Düsseldorf : Rockerkrieg: Das Schweigen der Altstadtwirte

Über den Rockerkrieg wollen die Gastronomen auf der Partymeile nicht reden. Dort läuft das Geschäft weiter wie gewohnt. Über das Geschehen hinter den Kulissen kursieren die wildesten Gerüchte.

Die Tür des "Lion" erzählt noch von der Neujahrsnacht. Die Fensterscheiben sind geborsten, im Holz gibt es tiefe Kratzer. Aber die bunten Lichter über dem Eingang des Clubs an der Bolkerstraße blinken gestern Nachmittag schon wieder wie gewohnt. Aus dem benachbarten "Engel" schallt AC/DC, die ersten Gäste stehen vor der Tür beim Alt - das Geschäft auf der Partymeile geht weiter, als sei nichts geschehen.

Rockerbanden sind kein Gesprächsthema, oder zumindest nicht, wenn die Presse kommt. Niemand in den umliegenden Kneipen und Clubs redet gern über die Geschehnisse wenige Stunden nach dem Jahreswechsel, bei denen ein unbeteiligter 24-Jähriger verletzt worden war, über die großen Polizeieinsätze am vergangenen Wochenende - und schon gar nicht über den Einfluss der Rocker auf der Bolkerstraße im Allgemeinen.

"Als das passiert ist, hatten wir schon zu", heißt es, oder: "Wir bekommen von sowas nichts mit." Viele Kellner verweisen auf ihre Chefs, aber die sind gerade im Urlaub, in der anderen Filiale oder wollen zurückrufen, was sie nicht tun.

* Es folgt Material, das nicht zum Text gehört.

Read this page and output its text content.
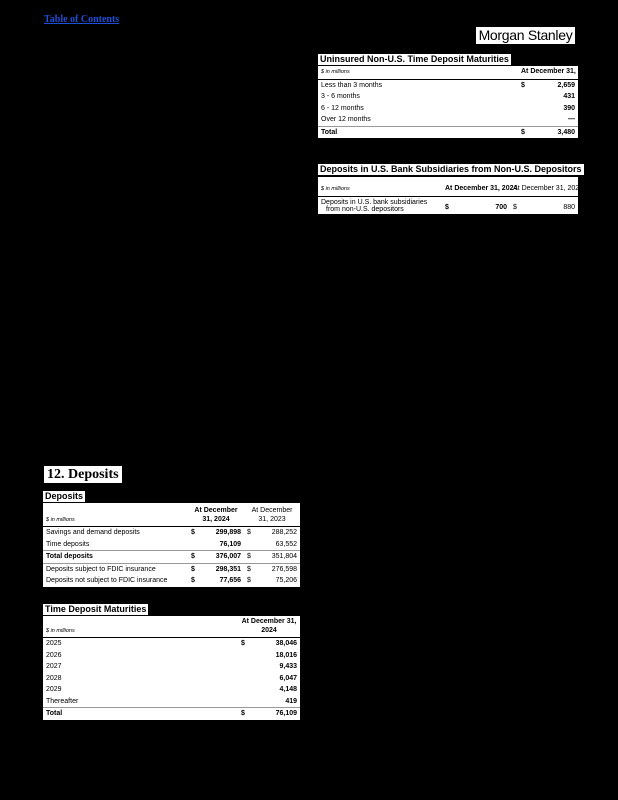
Table of Contents
Morgan Stanley
Uninsured Non-U.S. Time Deposit Maturities
$ in millions	At December 31, 2024	
Less than 3 months	$	2,659
3 - 6 months		431
6 - 12 months		390
Over 12 months		—
Total	$	3,480
Deposits in U.S. Bank Subsidiaries from Non-U.S. Depositors
$ in millions	At December 31, 2024		At December 31, 2023	

Deposits in U.S. bank subsidiaries
from non-U.S. depositors	$	700	$	880
12. Deposits
Deposits
$ in millions	At December 31, 2024		At December 31, 2023	
Savings and demand deposits	$	299,898	$	288,252
Time deposits		76,109		63,552
Total deposits	$	376,007	$	351,804
Deposits subject to FDIC insurance	$	298,351	$	276,598
Deposits not subject to FDIC insurance	$	77,656	$	75,206
Time Deposit Maturities
$ in millions	At December 31, 2024	
2025	$	38,046
2026		18,016
2027		9,433
2028		6,047
2029		4,148
Thereafter		419
Total	$	76,109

Natürlich, von der Auseinandersetzung unter Angehörigen zweier Rockerclubs hat inzwischen jeder gehört. Mehrere Mitglieder der Hell's Angels hatten in der Neujahrsnacht versucht, die Tür zum "Lion" gewaltsam zu öffnen, weil ihnen der Zutritt verwehrt worden war. Sie nutzten Heizpilze als Rammbock.

Durch die verschlossene Tür des Club "Lion" an der Bolkerstraße hat in der Silvesternacht ein 40-Jähriger auf Hell's Angels geschossen. Foto: Hans-Jürgen Bauer

Der Türsteher im Club schoss durch die verschlossene Tür- und ein Querschläger traf den jungen Mann. Das sind Szenen, die so gar nichts mehr mit dem fröhlichen Bild der "längsten Theke der Welt" zu tun haben. Machen sich die Mitarbeiter der umliegenden Läden jetzt Sorgen? "Ist halt Altstadt, da ist immer was los", sagt eine Kellnerin. Dann räumt sie weiter Gläser ins Regal.

Die Einzelhändler in der Gegend sind gesprächiger, aber sie haben ihre Läden auch längst geschlossen, wenn die Bolkerstraße am späten Abend ihr Gesicht verändert - und in der Gastronomie die Kassen klingeln.

Dann, wenn die Straße nicht mehr nur ein Teil der historischen Altstadt ist, sondern die legendärste Saufmeile Deutschlands. Wenn Horden von jungen Menschen aus ganz NRW einfallen und sich betrinken, wenn Riesenschuppen wie "Oberbayern" oder "Ballermann 6" rappelvoll sind. Was dann hinter den Kulissen los ist, darüber gibt es unter den Händlern die wildesten Gerüchte. Man erzählt sich, den Rockerbanden würden schon ganze Häuser gehören. Aber nichts Genaues weiß man nicht.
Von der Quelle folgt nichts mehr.